Where Are We Now?
“… In the weeks immediately after the four deaths, the emotionally charged follow-up investigation sometimes lingered on fault-finding, but ultimately achieved the desired catharsis - a completely revamped set of procedures to be followed during high-risk and felony stops, with emphasis at every step on officer safety. If there can be such a thing as a silver lining in a cloud this dark, it would be the renewed focus on officer safety - a concern still uppermost even thirty years later.
“Firearms procedures have changed fundamentally, physical methods of arrest have been perfected, the police baton has become a more integral element of enforcement tactics, and new protective tools (such as pepper spray) have become part of the officers’ standard equipment. Along with these have come far more comprehensive training - all combining to make uniformed personnel more alert and better prepared for the inevitable dangers faced by CHP officers …”
—“The Newhall Incident,” California Highway Patrol website
“Police Shootouts: How Soon We Forget.”
—Police Magazine article title, 2007
In March 2011, deep into the process of researching and writing this book, I visited the site of the Newhall shooting and walked the ground, imagining the terrible events that transpired there almost 41 years earlier. When I was done, I traveled two and a half miles north, up The Old Road, to the location of the present-day Newhall Area Office of the CHP.
Four cypress trees stand vigil over the entrance to the parking lot and a simple brick memorial with a plaque that recognizes the fallen officers of the Newhall shooting. It’s the second such memorial (the first having been erected at the second Newhall Area Office—now a Caltrans building—where the original four cypress trees remain standing). While the Memorial Fountain at the CHP Academy in Sacramento lists the names of the officers and recognizes their sacrifices, the spiritual home for those who wish to remember these special four is tucked into the corner of this little parking lot.

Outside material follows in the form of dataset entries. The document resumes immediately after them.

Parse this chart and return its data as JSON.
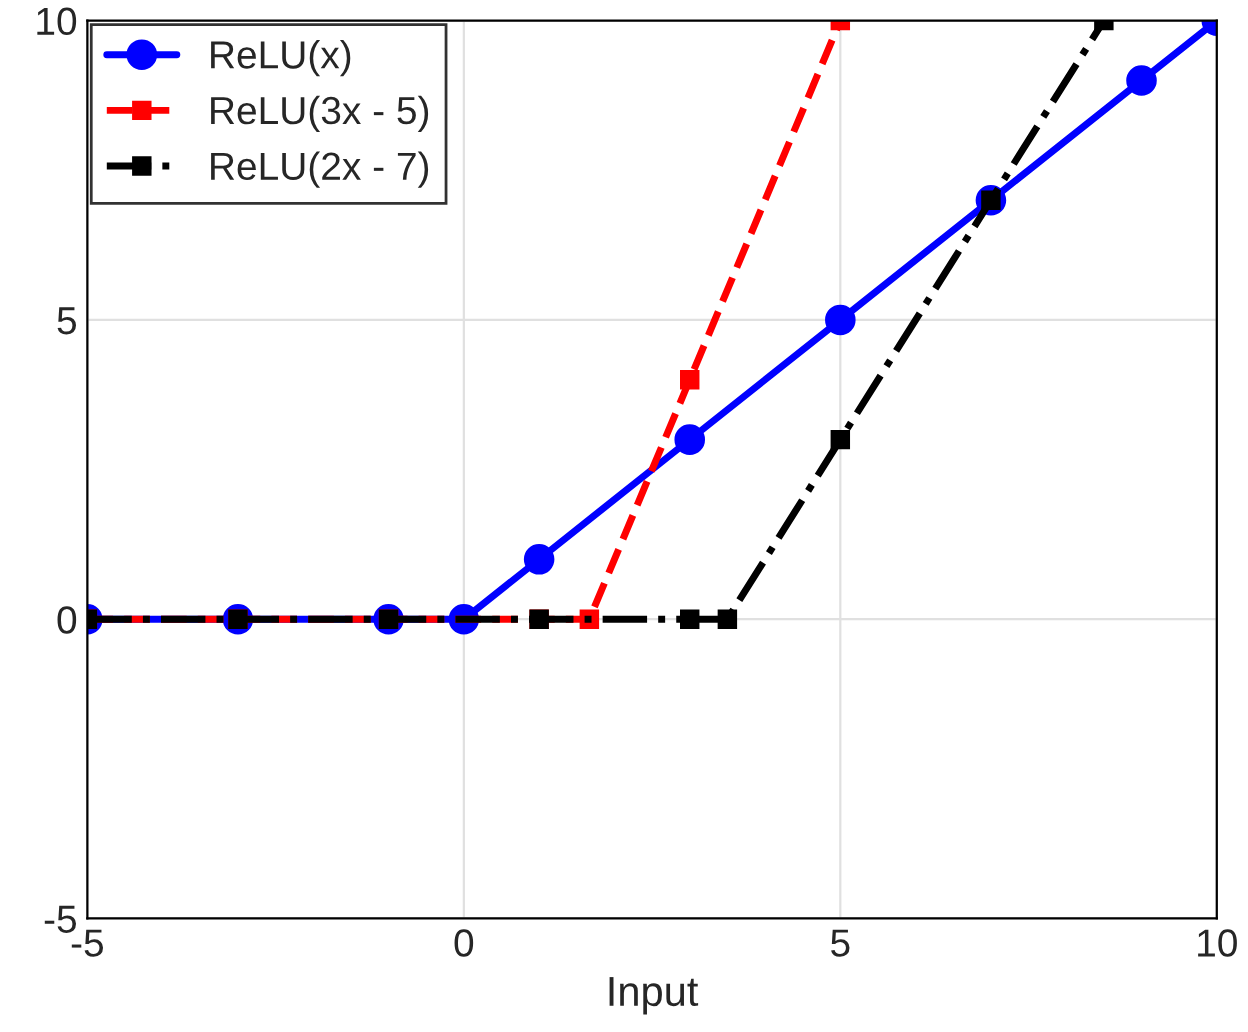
{
  "chart_data": {
    "type": "line",
    "xlabel": "Input",
    "xlim": [
      -5,
      10
    ],
    "ylim": [
      -5,
      10
    ],
    "xticks": [
      -5,
      0,
      5,
      10
    ],
    "yticks": [
      -5,
      0,
      5,
      10
    ],
    "grid": true,
    "legend": "top left",
    "series": [
      {
        "name": "ReLU(x)",
        "color": "#0000ff",
        "marker": "circle",
        "line_style": "solid",
        "x": [
          -5,
          -3,
          -1,
          0,
          1,
          3,
          5,
          7,
          9,
          10
        ],
        "values": [
          0,
          0,
          0,
          0,
          1,
          3,
          5,
          7,
          9,
          10
        ]
      },
      {
        "name": "ReLU(3x - 5)",
        "color": "#ff0000",
        "marker": "square",
        "line_style": "dashed",
        "x": [
          -5,
          -3,
          -1,
          1,
          1.667,
          3,
          5
        ],
        "values": [
          0,
          0,
          0,
          0,
          0,
          4,
          10
        ]
      },
      {
        "name": "ReLU(2x - 7)",
        "color": "#000000",
        "marker": "square",
        "line_style": "dashdot",
        "x": [
          -5,
          -3,
          -1,
          1,
          3,
          3.5,
          5,
          7,
          8.5
        ],
        "values": [
          0,
          0,
          0,
          0,
          0,
          0,
          3,
          7,
          10
        ]
      }
    ]
  }
}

As I approached the memorial for the first time, I was immediately struck by the fact that it had been neglected for some time. The grass around the brick memorial was green and neatly trimmed, but the sprinklers that kept the grass healthy had also done significant damage to the bronze plaque that bears the names of the slain officers. The plaque was caked and stained with hardwater deposits that clouded the names of the officers, and the seven-pointed star in the center that had been reverently polished by somebody long ago was now tarnished.
Heartbroken, I fished in the trunk of my car and came out with a spray bottle of glass cleaner, a mostly empty bottle of metal polish left over from some detail work on the car, the toothbrush from my shaving kit, and a T-shirt from my suitcase. With these meager items I did my best to clean the plaque that boldly proclaimed, “Killed In the Line of Duty,” promising myself that someday I would return with the tools to do it properly.
As I worked on the memorial that Saturday afternoon, with nobody around, I wondered if the department and the greater law enforcement community truly understood and remembered the lessons from this long-ago shooting, or had they been forgotten and neglected like this plaque had been? In one month exactly, it would be the forty-first anniversary of the Newhall shooting, and the question that kept popping into my mind was, “What have we really learned?”